The Story of Non-existence
(Do you know, my dear audience---whoever you are---that I do not exist?)
To give an account for the event that seems to last so long, extended throughout the years still accessible for my ailing mind, dear audience, I have to reproduce within the limit of language the secret sensation of it. Imagine yourself a soul, a kind of dissectible energy that is not only constituted of memories and emotions but of human faculties, dwelling within your body. Begin to sense the boundaries emerge between yourself and your body as sharply as a tenant within his lodge, detaching from his lodge, yet is bind to his lodge. A soul is not an object occupying or squeezing itself into the narrow space that accommodates your brain; but rather, a block of impenetrable space in the form of solidified abstracts--- something so absolute that we aspired to identify ourselves with, yet our daily lives bounce off against it, shattered on it, at times adhered to it, but can never escape from it. Because it is too unbearably dense, and too impalpable, something you can cut it into pieces but cannot be put back like a jigsaw puzzle; something Socrates has questioned for at least more than 2400 years--- the tragically decisive “who am I”.
One day when I came back up from a journey in deep trance, I found hours missing. I stretched my fingers, turned them around and watched them closely as if it helped my eyes to regain focus. A voice aroused, namely, engulfed me spookily--- it wasn’t a loud shriek, quite the opposite; it was a trembling whisper barely found its vibration. Yet it dragged me back into reality with such a ferocity that I convulsed with a violent pulling back. The source of that ghostly whisper recoiled out of surprise and timidity, tears moistening the corner of her narrowed eyes.
“You’ve just drifted away again” she said wistfully, accusingly “right after talking so cruelly to me. But why? Why said you don’t need me anymore?”
It took me a few seconds to recognize her. She, with whom we were endeared with each other both as worthy competitors in the realm of literature and as proponents of Platonic love before I fell ill with this dirty disease, has renounced her own faith in others to follow me as her doctrine; or maybe it wasn’t I who was almost as if her religious belief after all, but her own predatory endearment for an evasive prey whom she followed with blind, womanly instinct.

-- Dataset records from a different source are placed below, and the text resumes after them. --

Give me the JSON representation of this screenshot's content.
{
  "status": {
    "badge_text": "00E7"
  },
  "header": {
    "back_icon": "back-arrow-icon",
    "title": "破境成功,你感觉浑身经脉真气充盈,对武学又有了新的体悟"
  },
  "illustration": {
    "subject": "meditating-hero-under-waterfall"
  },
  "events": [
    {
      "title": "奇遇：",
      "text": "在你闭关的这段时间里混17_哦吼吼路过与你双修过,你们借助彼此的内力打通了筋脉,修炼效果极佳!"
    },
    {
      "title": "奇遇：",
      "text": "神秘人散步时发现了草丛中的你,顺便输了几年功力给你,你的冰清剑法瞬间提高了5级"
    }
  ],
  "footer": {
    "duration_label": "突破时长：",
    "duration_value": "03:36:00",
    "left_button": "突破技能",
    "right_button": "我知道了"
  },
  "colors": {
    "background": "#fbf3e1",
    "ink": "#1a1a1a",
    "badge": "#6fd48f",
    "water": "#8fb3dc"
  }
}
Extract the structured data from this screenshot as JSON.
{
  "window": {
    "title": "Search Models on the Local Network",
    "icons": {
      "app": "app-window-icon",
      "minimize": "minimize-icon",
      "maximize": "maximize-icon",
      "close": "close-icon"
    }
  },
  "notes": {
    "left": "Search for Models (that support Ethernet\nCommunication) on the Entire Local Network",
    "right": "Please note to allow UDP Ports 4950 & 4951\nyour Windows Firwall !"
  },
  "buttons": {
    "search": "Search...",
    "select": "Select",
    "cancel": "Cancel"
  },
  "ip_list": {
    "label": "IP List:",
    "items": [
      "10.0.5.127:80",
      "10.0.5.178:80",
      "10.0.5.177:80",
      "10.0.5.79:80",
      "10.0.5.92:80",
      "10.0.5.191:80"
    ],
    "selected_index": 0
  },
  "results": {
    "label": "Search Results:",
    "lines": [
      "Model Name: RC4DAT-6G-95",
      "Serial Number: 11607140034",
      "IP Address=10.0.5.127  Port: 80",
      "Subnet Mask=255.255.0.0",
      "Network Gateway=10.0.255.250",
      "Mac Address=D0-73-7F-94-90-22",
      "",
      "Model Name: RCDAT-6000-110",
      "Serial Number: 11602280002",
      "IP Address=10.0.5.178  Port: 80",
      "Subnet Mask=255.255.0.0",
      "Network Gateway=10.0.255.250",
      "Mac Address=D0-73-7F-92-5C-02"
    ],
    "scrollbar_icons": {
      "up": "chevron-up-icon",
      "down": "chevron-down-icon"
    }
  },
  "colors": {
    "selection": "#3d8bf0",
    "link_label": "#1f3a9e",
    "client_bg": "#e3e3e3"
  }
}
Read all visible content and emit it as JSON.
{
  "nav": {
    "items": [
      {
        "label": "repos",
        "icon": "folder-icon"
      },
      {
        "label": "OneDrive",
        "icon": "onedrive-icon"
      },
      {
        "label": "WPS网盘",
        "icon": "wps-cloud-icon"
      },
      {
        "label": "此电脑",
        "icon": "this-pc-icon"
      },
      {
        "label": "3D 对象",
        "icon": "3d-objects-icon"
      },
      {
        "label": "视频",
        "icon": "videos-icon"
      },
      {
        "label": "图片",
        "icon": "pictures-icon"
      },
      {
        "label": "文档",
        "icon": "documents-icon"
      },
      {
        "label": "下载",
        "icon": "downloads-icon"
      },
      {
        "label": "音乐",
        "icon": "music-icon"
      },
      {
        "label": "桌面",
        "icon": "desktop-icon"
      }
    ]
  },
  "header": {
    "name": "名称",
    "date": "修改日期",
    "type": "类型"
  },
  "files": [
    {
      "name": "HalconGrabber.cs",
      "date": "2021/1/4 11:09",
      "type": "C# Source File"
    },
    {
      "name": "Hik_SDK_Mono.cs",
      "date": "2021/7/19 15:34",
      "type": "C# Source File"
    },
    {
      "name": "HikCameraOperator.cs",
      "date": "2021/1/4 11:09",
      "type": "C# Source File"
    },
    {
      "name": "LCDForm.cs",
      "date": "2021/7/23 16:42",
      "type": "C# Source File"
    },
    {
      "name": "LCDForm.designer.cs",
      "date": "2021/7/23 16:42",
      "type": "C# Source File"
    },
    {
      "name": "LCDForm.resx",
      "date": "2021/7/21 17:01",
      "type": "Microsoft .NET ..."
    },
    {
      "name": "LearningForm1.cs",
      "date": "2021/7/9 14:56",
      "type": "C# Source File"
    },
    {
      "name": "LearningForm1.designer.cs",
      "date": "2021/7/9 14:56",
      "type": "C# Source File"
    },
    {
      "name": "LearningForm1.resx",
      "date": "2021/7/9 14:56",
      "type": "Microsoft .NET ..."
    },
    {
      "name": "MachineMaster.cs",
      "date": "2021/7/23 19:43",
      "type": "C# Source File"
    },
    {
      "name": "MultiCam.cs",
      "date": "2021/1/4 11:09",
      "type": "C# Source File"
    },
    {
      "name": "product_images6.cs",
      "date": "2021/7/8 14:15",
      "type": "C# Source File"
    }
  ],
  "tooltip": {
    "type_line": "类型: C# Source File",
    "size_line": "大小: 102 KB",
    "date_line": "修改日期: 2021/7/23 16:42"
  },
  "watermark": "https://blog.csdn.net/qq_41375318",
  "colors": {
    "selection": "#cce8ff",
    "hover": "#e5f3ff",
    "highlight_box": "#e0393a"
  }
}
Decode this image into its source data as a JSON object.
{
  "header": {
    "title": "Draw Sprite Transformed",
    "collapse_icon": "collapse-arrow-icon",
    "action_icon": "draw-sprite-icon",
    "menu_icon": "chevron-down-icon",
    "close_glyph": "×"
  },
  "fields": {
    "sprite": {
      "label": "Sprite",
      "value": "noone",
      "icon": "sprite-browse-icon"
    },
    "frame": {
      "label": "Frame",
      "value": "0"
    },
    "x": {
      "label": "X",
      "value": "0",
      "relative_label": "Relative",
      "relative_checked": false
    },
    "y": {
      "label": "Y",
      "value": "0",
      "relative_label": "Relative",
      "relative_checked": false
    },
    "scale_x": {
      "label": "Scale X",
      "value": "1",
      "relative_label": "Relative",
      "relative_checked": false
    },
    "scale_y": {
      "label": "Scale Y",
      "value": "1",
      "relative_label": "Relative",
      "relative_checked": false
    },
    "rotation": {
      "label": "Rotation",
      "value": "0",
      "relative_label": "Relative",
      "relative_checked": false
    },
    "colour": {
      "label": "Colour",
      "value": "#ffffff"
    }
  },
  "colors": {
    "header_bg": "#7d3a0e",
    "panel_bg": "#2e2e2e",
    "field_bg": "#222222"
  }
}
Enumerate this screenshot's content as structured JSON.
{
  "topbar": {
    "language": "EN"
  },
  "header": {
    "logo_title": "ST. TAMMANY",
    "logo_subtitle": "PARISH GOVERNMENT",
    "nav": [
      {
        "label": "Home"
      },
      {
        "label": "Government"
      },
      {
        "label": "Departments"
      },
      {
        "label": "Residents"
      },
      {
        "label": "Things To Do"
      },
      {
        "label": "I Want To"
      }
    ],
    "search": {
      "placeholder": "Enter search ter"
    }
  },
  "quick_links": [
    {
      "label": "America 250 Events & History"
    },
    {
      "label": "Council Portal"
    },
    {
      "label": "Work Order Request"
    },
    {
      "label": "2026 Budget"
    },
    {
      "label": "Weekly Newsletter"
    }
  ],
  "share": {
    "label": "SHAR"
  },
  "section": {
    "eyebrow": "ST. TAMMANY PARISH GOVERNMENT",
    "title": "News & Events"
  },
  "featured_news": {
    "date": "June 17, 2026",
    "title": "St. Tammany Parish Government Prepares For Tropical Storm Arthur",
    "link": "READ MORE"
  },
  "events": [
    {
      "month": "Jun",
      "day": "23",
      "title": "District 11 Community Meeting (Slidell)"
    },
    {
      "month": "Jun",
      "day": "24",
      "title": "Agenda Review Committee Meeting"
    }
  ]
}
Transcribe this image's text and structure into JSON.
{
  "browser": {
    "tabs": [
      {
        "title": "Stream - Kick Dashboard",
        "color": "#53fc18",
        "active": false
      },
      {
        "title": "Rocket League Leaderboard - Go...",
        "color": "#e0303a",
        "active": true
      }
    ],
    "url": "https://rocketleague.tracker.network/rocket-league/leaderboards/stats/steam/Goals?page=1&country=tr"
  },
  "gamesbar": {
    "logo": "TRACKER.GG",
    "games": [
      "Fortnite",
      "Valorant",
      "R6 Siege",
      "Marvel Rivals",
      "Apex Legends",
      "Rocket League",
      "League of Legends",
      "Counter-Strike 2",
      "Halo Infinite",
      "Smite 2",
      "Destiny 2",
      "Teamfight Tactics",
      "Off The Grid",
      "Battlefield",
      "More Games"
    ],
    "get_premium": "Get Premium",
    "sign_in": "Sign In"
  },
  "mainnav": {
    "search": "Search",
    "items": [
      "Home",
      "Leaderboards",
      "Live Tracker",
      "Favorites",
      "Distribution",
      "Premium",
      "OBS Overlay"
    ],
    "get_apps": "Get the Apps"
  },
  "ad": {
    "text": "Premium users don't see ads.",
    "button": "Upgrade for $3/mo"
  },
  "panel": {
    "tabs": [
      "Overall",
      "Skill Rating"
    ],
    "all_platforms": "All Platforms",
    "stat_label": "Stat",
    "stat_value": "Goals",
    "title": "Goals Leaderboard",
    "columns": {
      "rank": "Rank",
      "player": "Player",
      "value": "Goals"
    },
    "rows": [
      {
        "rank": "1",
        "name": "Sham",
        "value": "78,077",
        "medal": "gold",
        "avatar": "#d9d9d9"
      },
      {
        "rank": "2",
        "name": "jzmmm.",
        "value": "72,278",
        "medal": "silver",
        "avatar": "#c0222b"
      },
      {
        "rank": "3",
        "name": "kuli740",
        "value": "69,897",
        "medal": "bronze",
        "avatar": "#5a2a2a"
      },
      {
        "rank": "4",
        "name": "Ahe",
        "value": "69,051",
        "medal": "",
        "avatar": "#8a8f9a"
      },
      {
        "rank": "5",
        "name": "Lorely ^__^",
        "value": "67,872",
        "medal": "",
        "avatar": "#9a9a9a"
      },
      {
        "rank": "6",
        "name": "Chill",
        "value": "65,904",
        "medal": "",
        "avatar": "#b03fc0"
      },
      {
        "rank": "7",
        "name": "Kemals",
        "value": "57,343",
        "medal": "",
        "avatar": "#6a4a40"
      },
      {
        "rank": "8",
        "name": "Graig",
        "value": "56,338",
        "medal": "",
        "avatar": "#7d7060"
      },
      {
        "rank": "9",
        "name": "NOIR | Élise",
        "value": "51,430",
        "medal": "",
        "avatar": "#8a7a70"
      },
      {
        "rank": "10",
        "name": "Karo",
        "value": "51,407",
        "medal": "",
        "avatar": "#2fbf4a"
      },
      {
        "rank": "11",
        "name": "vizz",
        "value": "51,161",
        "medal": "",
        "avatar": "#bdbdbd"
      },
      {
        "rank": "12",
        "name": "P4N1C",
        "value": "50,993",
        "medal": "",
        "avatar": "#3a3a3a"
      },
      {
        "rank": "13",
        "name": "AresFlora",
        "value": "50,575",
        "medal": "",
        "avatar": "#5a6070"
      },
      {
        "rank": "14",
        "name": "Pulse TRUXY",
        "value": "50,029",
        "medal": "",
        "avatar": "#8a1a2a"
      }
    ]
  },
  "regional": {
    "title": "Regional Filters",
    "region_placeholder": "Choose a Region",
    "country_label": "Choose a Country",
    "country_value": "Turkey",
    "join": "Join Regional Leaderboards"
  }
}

“I am sorry… but did I?” I asked, nearly idiotically, taking her into my arms, offering her my handkerchief. I always had a soft sentiment for others, a pathological inclination to please others, even if some people really weren’t my business at all. She burst into a series of pert laughter. “Look at you, my darling. Your forgetfulness has already been beyond my imagination! You are always carried away into your subconsciousness; is it why you are so inspiring, so tantalizing? How much I want to travel with you in your reverie!”
I gave her time to recover her emotions, and took a brief survey on the surroundings during this interval. It was very dark outside, pitch black, literally, and the classroom appeared so dreadfully empty that the pallid fluorescent light seemed to clamor when its dazzling whiteness hit against the metallic surface of window lattice, and the deep-greenness of our uniform so bleak and artificial, shadows cast by the light so painfully sharp. Somebody was telling me that I should be away immediately lest I get into devastating trouble with my family, but I refused to. Maybe the fragrance of her hair simply spell-bounded me so that I was unable to budge.
“I know what you are thinking.” She sighed, again, wistfully. “You are thinking that we should part here.”
I wanted to protest that my face blushed with indignation, for she, the true predator, was victimizing herself. Yet I held back--- because it was true, the time was late, and the prospect of my mother niggling at me that invariably conclude with her uncontrollable hysteria lay threateningly in front of me. On the other hand, hurting her feelings, even if unintentionally, was too much for me. I was probably too good at holding back myself to do any good.
On my way home, just about I was gauging the hue of light-contaminated darkness of the city overhead to guestimate just how late it was, I felt Jack’s bony hand squatting at my nape, and he did this so forcibly that I felt as though those fingers bit into my flesh.
“Good job, romantic boy.” He sneered. “For God’s sake who do you think you are? Sir Lancelot? Thanks a lot to you, ass-hole, we will never get rid of that woman.”
All of the sudden I seemed to realize that that “somebody” who was urging me to leave was Jack.